The robots in R.U.R. attacking the humans who built them. Source: Wikipedia.

Star Trek's Data, Westworld's Dolores, Ex Machina's Ava, Marvin the Paranoid Android, Futurama's Bender -- the list of fictional machines with human-like properties goes on and on. Whether they possess souls (or vice versa) is an inevitable plot point.

When asked in 2013 whether computers could have a soul, AI pioneer Marvin Minsky [4] had this to say:

Why not? What humans have is a more complex and larger brain than any other animal (maybe a whale’s brain is physically large, but it’s not structurally more complex than ours). If you left a computer by itself, or a community of them together, they would try to figure out where they came from and what they are. If they came across a book about computer science they would laugh and say “that can’t be right.” And then you’d have different groups of computers with different ideas.

Great. That's just what the world needs: Computers arguing with each other about religion.

I'm not going to pretend that I have any answers. But it's clear that the machines we're building will soon have an opinion of their own on this topic. The good news (for me, anyway) is that by the time AI becomes sentient enough that we have to grapple with this question, I will probably be dead.
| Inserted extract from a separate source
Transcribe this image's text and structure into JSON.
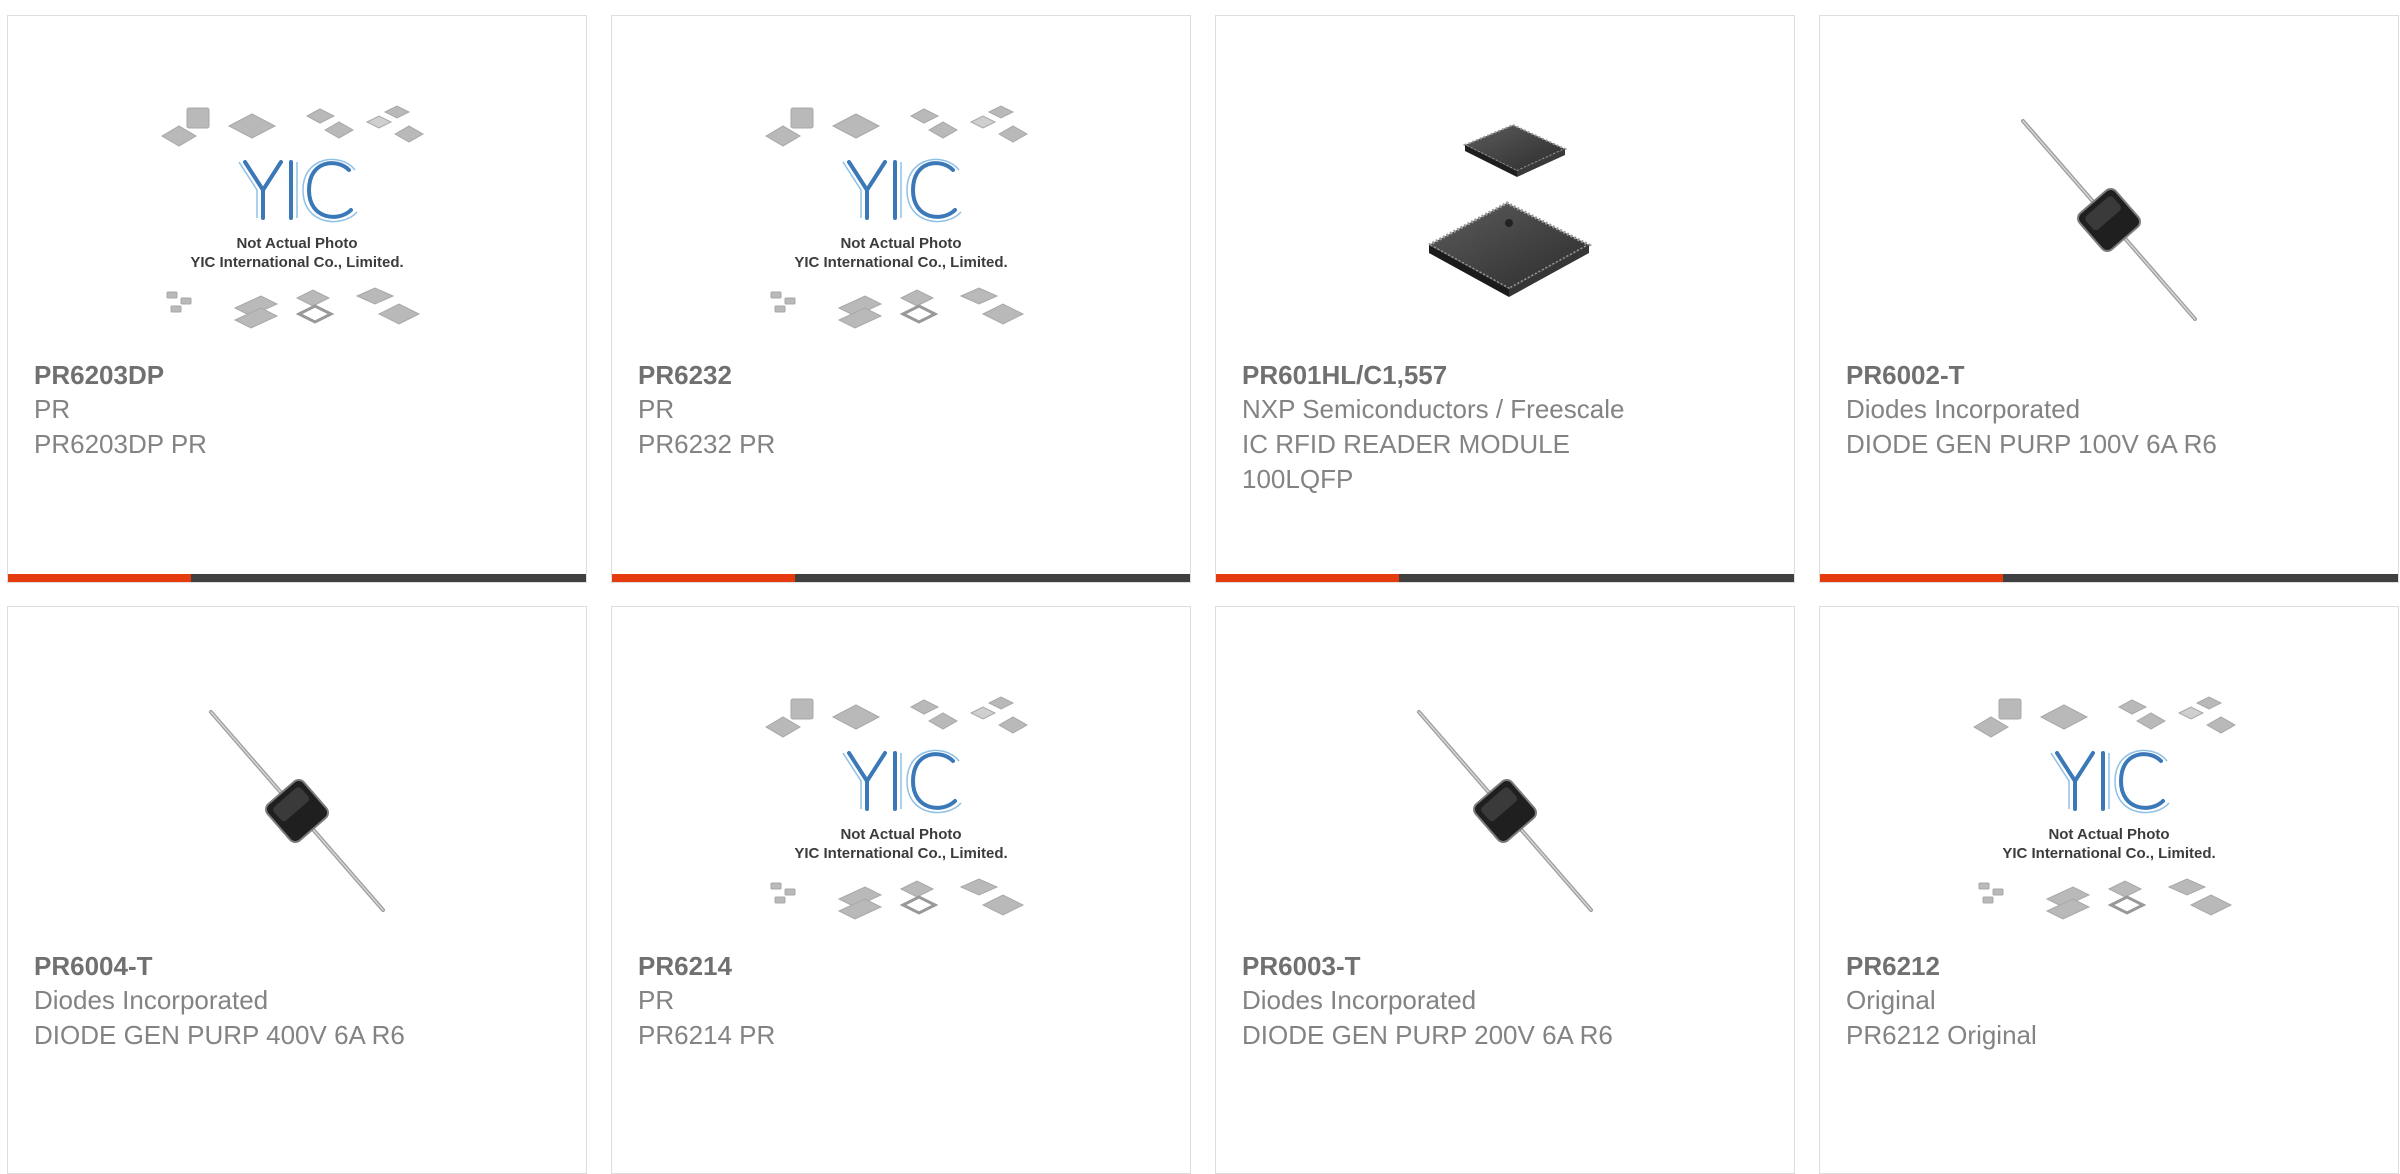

And then I'll get to find out if the rabbi was right.

Do you think machines can have a soul? And if so, would they listen to soul music? Post your thoughts below and feel free to share this posts with any other beings, sentient or otherwise.

[1] Something the members of his synagogue hated him for, he admitted. The families of the dying don't want their loved ones to leave. I imagine seeing him show up was a bit like noticing the Grim Reaper waiting on your doorstep, sharpening his scythe.

[2] Anyone who's ever looked a dog in the eyes knows that much. Cats, maybe not.

[3] Per Brin: "This approach—demanding that AIs maintain a physically addressable kernel locus in a specific piece of hardware memory—could have flaws. Still, it is enforceable, despite slowness of regulation .... Because humans and institutions and friendly AIs can ping for ID kernel verification—and refuse to do business with those who don’t verify."

[4] When Minsky was asked in 1970 if he thought computers would one day exterminate humanity, he famously replied, "If we're lucky, they might decide to keep us as pets." Quite the cut up, that Minsky.